To demonstrate that the KHV TK is expressed in an experimentally infected cell line, total RNA was extracted using the SV total RNA isolation system (Promega, Madison WI. USA) from KF-1 cells infected with KHV. Uninfected KF-1 cells served as a control. RT-PCR (Access RT-PCR system, Promega, Madison WI. USA) was performed using internal primers of the TK gene (Upstream primer TK-RTf: (5'-ATGGCTATGCTGGAAC-3'); downstream primer TK-RTrl: (5'-TGGAGCGGCT GACACG-3') on experimentally infected KF-1 cells at different time points post infection. PCR products were analyzed on 1% agarose gel. The identity of the amplified products was confirmed by Southern blot hybridization with the labeled KHV TK gene as described above.
PCR assays
Head kidneys were removed from koi carp infected naturally or intentionally by KHV in order to obtain survivors in Israeli farms [18]. Template DNA from head kidney of koi carp was prepared using High Pure PCR Template Preparation Kit (Roche Diagnostics, Mannheim Germany) according to the manufacturer's recommendations. A TK based PCR assay to detect KHV DNA was developed using specific primers, KHV-TKf (5'-GGGTTACCTGTACGAG-3') and KHV-TKr (5'-CACCCAGTAGA TTATGC-3'), derived from for the thymidine kinase gene (AJ535112) that produced a 409 bp amplicon. The TK based PCR was done using the above primers for 35 cycles of amplification under standard conditions (95°C 5 min, then 35 cycles: 95°C 30 sec, 52°C 30 sec, 72°C 1 min and finally 72°C 10 min).
Two other PCR assays were performed in parallel according to their original description and are denominated Gilad PCR (400 bp product obtained with Primers (5'-GACGACGCCGGAGACCTTGTG-3') and (5'-CACAAGTTCAGTCTGTTC CTCAAC-3') [10] and Gray PCR (290 bp product obtained with primers (5'-GACACCACATCTCAAGGG-3') and (5'-GAC ACATGTTACAATGGTGGC-3') [11] (Table 1).
The specificity of the PCR assays (discrimination of KHV from other viruses) was assessed as described by Gilad et al. [10]. A total of 50 ng of DNA obtained from purified KHV-I, CHV, CCV, or uninfected KF-1 cells were used as templates for the PCR assays.

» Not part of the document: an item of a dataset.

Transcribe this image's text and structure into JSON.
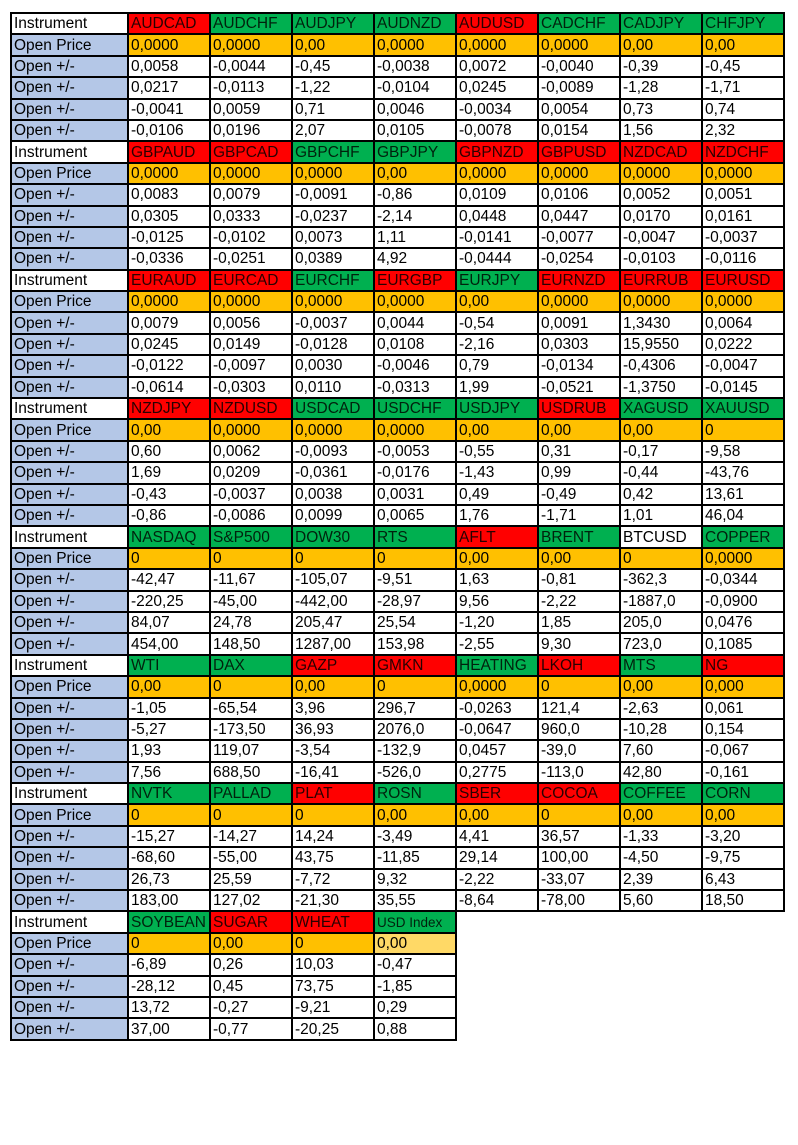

The sensitivity of the PCR assays was determined using 10 fold serial dilutions from 10 ng to 0.001 pg of KHV-I DNA and 10 fold serial dilutions of head kidneys (boiled in distilled water for 5 min) from diseased koi carp with proven virus isolation or the extracted DNA. Whole tissue or DNA extracted from negative head kidney samples from uninfected koi carp were run as controls. The resulting amplified products were analyzed by electrophoresis on 1% agarose gels after staining with ethidium bromide.